Dostlar korosunun sesi geliyor sanki dağların arkasından.

“Yeter artık yattığınız, uyanın” mı diyor?

Der mi?

Duyan olur mu?

Bugün 1 Mayıs işçi bayramı.

Ve işçinin bayramında olmaması gereken huzursuzluk yine yine sahnelenecek mi?

Yine yasaklar.

Yine provokatif  olaylar.

İstenmeyen ve üzücü durumlar olacak mı?

Olmasın!

Bayram olsun bayram.

İşçinin ve emekçinin bayramı.

Coşku ile kutlansın.

Sevgi güvercinleri uçurularak, savrulup gitmesin bu ülkenin insanları.

Tam aksine sarılsın, sarılınsın sımsıkı.

**

Futbolda şampiyonun kim olacağı konuşulurken, bizim takım ise düşüp düşmeme mücadelesi veriyor.

Olur böyle şeyler!

Kimler yaşamıyor  böyle tehlikeli süreci.

Ereğlililerin sözüyle “Olu molu a evlatcum telaşe yok” diyelim de, futbolda Ali Koç ile birlikte sürgün vermeye başlayan seviyenin en önemli isimlerinden birinin Trabzonspor Başkanı Ahmet Ağaoğlu olduğunu söylemek gerek.

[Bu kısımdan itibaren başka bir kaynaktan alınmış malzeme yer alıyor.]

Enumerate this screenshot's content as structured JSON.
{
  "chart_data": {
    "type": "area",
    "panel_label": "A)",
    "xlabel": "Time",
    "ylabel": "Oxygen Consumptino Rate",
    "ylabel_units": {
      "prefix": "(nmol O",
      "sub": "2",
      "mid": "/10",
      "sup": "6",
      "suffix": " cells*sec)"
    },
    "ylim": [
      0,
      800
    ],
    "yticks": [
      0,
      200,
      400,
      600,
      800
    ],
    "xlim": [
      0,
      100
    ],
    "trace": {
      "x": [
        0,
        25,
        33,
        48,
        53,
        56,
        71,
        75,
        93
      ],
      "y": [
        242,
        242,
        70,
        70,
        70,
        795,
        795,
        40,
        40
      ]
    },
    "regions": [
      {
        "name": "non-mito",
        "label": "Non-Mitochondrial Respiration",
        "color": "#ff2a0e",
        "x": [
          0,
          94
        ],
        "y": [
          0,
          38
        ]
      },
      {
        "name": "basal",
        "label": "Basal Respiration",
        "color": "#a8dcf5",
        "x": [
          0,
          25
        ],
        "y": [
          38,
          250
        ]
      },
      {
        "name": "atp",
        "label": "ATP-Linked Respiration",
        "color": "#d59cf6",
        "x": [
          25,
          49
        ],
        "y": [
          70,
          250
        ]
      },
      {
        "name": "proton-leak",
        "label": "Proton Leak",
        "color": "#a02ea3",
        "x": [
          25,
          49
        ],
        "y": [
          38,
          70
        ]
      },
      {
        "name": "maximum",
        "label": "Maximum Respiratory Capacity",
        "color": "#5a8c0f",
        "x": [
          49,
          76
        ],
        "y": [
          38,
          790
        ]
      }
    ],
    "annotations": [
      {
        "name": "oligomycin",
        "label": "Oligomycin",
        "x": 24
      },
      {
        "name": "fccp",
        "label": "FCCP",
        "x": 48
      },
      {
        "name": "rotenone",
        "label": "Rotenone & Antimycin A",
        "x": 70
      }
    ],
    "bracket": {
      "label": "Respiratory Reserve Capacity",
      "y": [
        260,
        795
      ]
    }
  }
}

Ağaoğlu’nun seviyesini  Ekrem İmamoğlu zirveye taşıdı.

Dikkat!

Futboldaki kalite seviye yükselişi  bulaştığı siyasette de böyle devam ederse, seviyeden yoksun ve gerilimli günlere veda etmeye hazırlık yapmaya başlayalım mı?

Ne şahane olur!

Yani; yeniden “Hayat Bayram Olsa” şarkıları çalınsın şu ülkede.

Yine yeni yeniden!

**

Işıklar içinde uyu:

“Benim böyle şeylere pek aklım ermez gardaş! Ama bu gapitalizmin çok şerefsiz bi şey olduğu besbelli.”